As a big fan of Deep Sea Adventure I was excited to see Oink games latest Kickstarter and happily backed and received Dokojong, In a Grove and Moon Adventure. Its fair to say that Oink Games have cornered the market in sleek, smart, tiny pocket games.
Dokojong is a 2-5 player game in which you are trying to hide your beloved dog from the other players while trying to find your opponent’s dog. At its heart this is a bluffing game. Five doors are laid out in the centre of the table which correspond to five tiles held by each player, four of which have crosses and one of which is your dog. Players take it in turns to suggest a door to open, refuse an offer and suggest different doors (having to increase the number offered by one), open a door directly that they think an opponent’s dog is hidden behind, or accept a search of the suggested doors. If your dog is found you take a penalty (three penalties loses you the game); if you successfully hide your dog by revealing three crosses you gain a point (two points wins the game). If you enjoy bluffing games then this is a neat little time filler, however it is a little complicated and sadly I found it to be style over substance. As always with Oink games the look of it is superb, the tiles contain stylised representations of different dog breeds, the doors are fun, the whole thing is wonderfully tactile, it has good accessibility with no text, colour blind friendly and chunky components.

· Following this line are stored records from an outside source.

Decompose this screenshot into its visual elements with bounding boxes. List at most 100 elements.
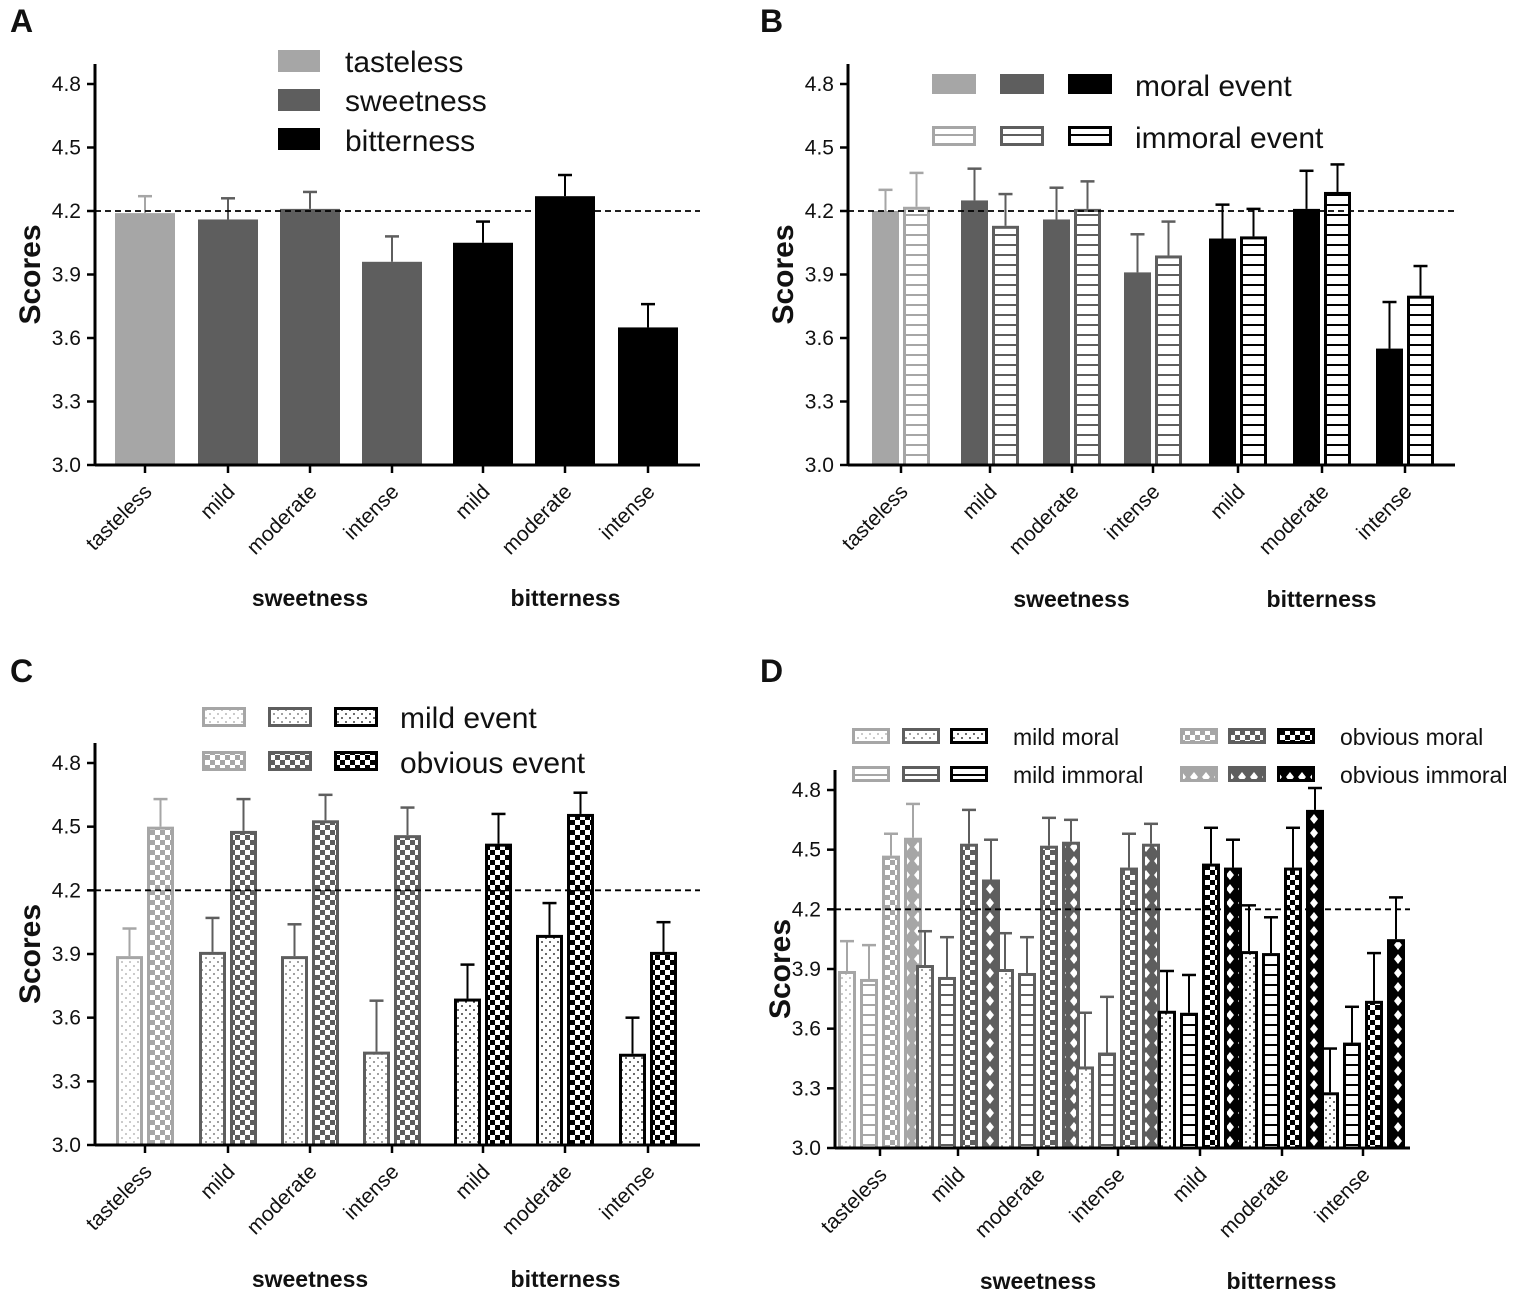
x-tick-label: mild: [926, 1163, 969, 1206]
legend-swatch: [1000, 126, 1044, 146]
group-label: bitterness: [511, 585, 621, 611]
bar-obvious-event: [567, 813, 594, 1147]
legend-label: immoral event: [1135, 122, 1324, 155]
legend-swatch: [268, 707, 312, 727]
y-tick-label: 3.0: [805, 454, 834, 477]
legend-label: sweetness: [345, 85, 487, 118]
panel-letter: B: [760, 3, 783, 39]
bar-mild-event: [536, 934, 563, 1147]
y-tick-label: 3.0: [52, 454, 81, 477]
group-label: bitterness: [1267, 586, 1377, 612]
legend-swatch: [334, 707, 378, 727]
bar-mild-event: [619, 1053, 646, 1147]
x-tick-label: intense: [1310, 1163, 1374, 1227]
x-tick-label: moderate: [498, 1160, 577, 1239]
bar-immoral-event: [1240, 236, 1267, 467]
bar-moral-event: [961, 200, 988, 465]
bar-mild-moral: [1158, 1010, 1176, 1150]
legend-swatch: [1228, 766, 1266, 782]
bar-immoral-event: [992, 225, 1019, 467]
group-label: sweetness: [980, 1268, 1096, 1294]
legend-swatch: [268, 751, 312, 771]
bar-mild-moral: [916, 965, 934, 1150]
bar-score: [535, 196, 595, 465]
x-tick-label: moderate: [243, 480, 322, 559]
group-label: bitterness: [1227, 1268, 1337, 1294]
legend-swatch: [334, 751, 378, 771]
x-tick-label: moderate: [243, 1160, 322, 1239]
bar-mild-immoral: [1343, 1042, 1361, 1150]
y-axis-title: Scores: [767, 224, 800, 324]
legend-label: obvious moral: [1340, 724, 1483, 750]
x-tick-label: moderate: [1005, 480, 1084, 559]
legend-swatch: [1180, 728, 1218, 744]
legend-swatch: [1180, 766, 1218, 782]
y-axis-title: Scores: [14, 904, 47, 1004]
y-tick-label: 3.0: [792, 1137, 821, 1160]
bar-obvious-immoral: [1224, 867, 1242, 1150]
legend-swatch: [278, 50, 320, 72]
bar-score: [362, 261, 422, 465]
group-label: sweetness: [252, 585, 368, 611]
bar-obvious-moral: [882, 855, 900, 1150]
y-tick-label: 3.9: [805, 264, 834, 287]
y-tick-label: 4.5: [52, 137, 81, 160]
y-tick-label: 3.6: [52, 1007, 81, 1030]
bar-obvious-event: [650, 951, 677, 1147]
x-tick-label: moderate: [971, 1163, 1050, 1242]
x-tick-label: intense: [339, 1160, 403, 1224]
legend-swatch: [1068, 74, 1112, 94]
bar-mild-moral: [838, 970, 856, 1150]
legend-label: mild event: [400, 702, 537, 735]
y-tick-label: 3.3: [805, 391, 834, 414]
bar-mild-event: [454, 998, 481, 1147]
legend-swatch: [202, 751, 246, 771]
bar-obvious-event: [230, 830, 257, 1147]
legend-swatch: [932, 74, 976, 94]
legend-label: mild moral: [1013, 724, 1119, 750]
y-tick-label: 4.8: [805, 73, 834, 96]
bar-moral-event: [1043, 219, 1070, 465]
legend-swatch: [852, 766, 890, 782]
bar-obvious-moral: [1202, 863, 1220, 1150]
bar-mild-immoral: [1262, 953, 1280, 1150]
bar-obvious-event: [394, 835, 421, 1147]
bar-moral-event: [1376, 348, 1403, 465]
bar-mild-immoral: [1018, 972, 1036, 1150]
legend-swatch: [932, 126, 976, 146]
x-tick-label: moderate: [1255, 480, 1334, 559]
legend-swatch: [950, 766, 988, 782]
legend-swatch: [202, 707, 246, 727]
bar-obvious-moral: [960, 843, 978, 1150]
legend-swatch: [902, 766, 940, 782]
x-tick-label: tasteless: [82, 480, 157, 555]
bar-mild-moral: [1076, 1066, 1094, 1150]
legend-label: moral event: [1135, 70, 1292, 103]
y-tick-label: 4.8: [792, 779, 821, 802]
y-tick-label: 3.9: [52, 943, 81, 966]
bar-obvious-moral: [1120, 867, 1138, 1150]
y-tick-label: 3.0: [52, 1134, 81, 1157]
x-tick-label: tasteless: [817, 1163, 892, 1238]
bar-immoral-event: [1407, 295, 1434, 467]
y-tick-label: 3.9: [52, 264, 81, 287]
y-tick-label: 4.5: [792, 839, 821, 862]
legend-label: tasteless: [345, 46, 463, 79]
y-tick-label: 4.2: [52, 879, 81, 902]
legend-swatch: [950, 728, 988, 744]
legend: moral event immoral event: [932, 70, 1324, 155]
x-tick-label: intense: [595, 1160, 659, 1224]
bar-moral-event: [1293, 208, 1320, 465]
bar-mild-event: [116, 956, 143, 1147]
legend-label: obvious event: [400, 747, 586, 780]
x-tick-label: intense: [1352, 480, 1416, 544]
legend-label: mild immoral: [1013, 762, 1143, 788]
x-tick-label: mild: [1206, 480, 1249, 523]
legend-swatch: [852, 728, 890, 744]
bar-mild-moral: [1321, 1092, 1339, 1150]
bar-score: [280, 208, 340, 465]
legend: mild moral mild immoral obvious moral obvio…: [852, 724, 1507, 788]
y-tick-label: 4.2: [52, 200, 81, 223]
y-tick-label: 4.5: [805, 137, 834, 160]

We played it 2 player a couple of times with the results coming out the same each time, we kept drawing. This is unusual as I am truly awful at bluffing, and after a while we decided it was a stalemate. The lack of a clear winner and the limited number of times you can guess doors means it won’t become one of our regular games. However, if you enjoy bluffing games its neat, very small and only £17(ish).
In A Grove
In a Grove is another 2-5 player game of social deduction and bluffing. Players take on the role of a detective, one of many, who is trying to figure out who has murdered their colleague. Three body tokens are laid in the centre of the table representing the suspects, with a fourth who is the victim. Players are then given their own body token. Each token has a number on it, the highest number of the suspects is the murderer. However, if the number five token is within the suspect pool, then the lowest number is the murderer.
We played the 2 player rules, which are slightly different to the 3-5 player rules. In both you are allowed to look at two of the suspect tokens and try to work out which is the murderer by voting with moustachioed detective chips. If you guess incorrectly, you receive an inept chip (the detective chip flipped) and if correct you gain a point. The game ends when you either have five or more inept chips or have run out of detective chips. We enjoyed In a Grove more than Dokojong, though again found the game play a little lacking for what was promised. As with Dokojong, this updated version is tactile, well presented, user friendly, and as a lower priced, small, time filler it’s well worth the money. However, rather than being an interesting deductive experience it mostly appeared to be just luck. If you happen to see the five counter and the other player hasn’t its not exactly Holmesian deduction to work out which suspect is the criminal. You also aren’t really reading your fellow players or trying to guess or bluff what number they/you have. Werewolves Of Millers Hollow, for example, has wonderful pointing of the finger “kill them not me” social deduction; this is just calculating the probability of “I have 3, I saw a 2 and a 5, soooooo I’m deducing its 2”.
Moon Adventure is a 2-5 player co-op game in which players seek to collect supplies which have been scattered over the moon. If you’ve played Deep Sea Adventure, the mechanics are almost identical apart from the fact that it’s cooperative. Players start in a spaceship and travel down a path of tokens which are the supplies that you are trying to collect. Each player has 5 container cards which make up how much you can hold, either supply tokens or oxygen cards which allow you to move. If you run out of space on your container or run out of oxygen cards you are left stranded much like Matt Damon. However, players can share objects (either supplies or oxygen) or dump supplies to free up much needed space. This is the main departure from Deep Sea Adventure which pits players against each other in a push your luck, oxygen sharing race to see who can grab the most treasure.
Playing 2 player, I repeatedly ran out of oxygen and thus couldn’t move so my partner kept leaving OGS (Oxygen Generation System) chips for me to reach and thus gain more oxygen, or giving me oxygen cards directly. To increase difficulty the OGS chips can be destroyed by a magnetic storm card (shuffled into the oxygen cards, adding one each time you shuffle the deck), which happened immediately the first time we placed a OGS. We ended up losing, though mainly due to bad luck. To win (in 2 player) you need to return to the ship with 5 or more undamaged supplies, you may not look at the supply tokens until you score the game. We returned to the ship with 7 tokens, only 2 of which were undamaged. As I’ve said in the other reviews, this is a beautifully presented pocket game with fantastic, tactile elements; there’s a Rover token which increases your speed of movement if you can reach it at the bottom of the path (we didn’t).
If you like Deep Sea Adventure’s style and feel and enjoy co-ops, which I do, then you’ll enjoy this. If you mainly like Deep Sea Adventure because you like drowning your nearest and dearest, then this might not appeal as much.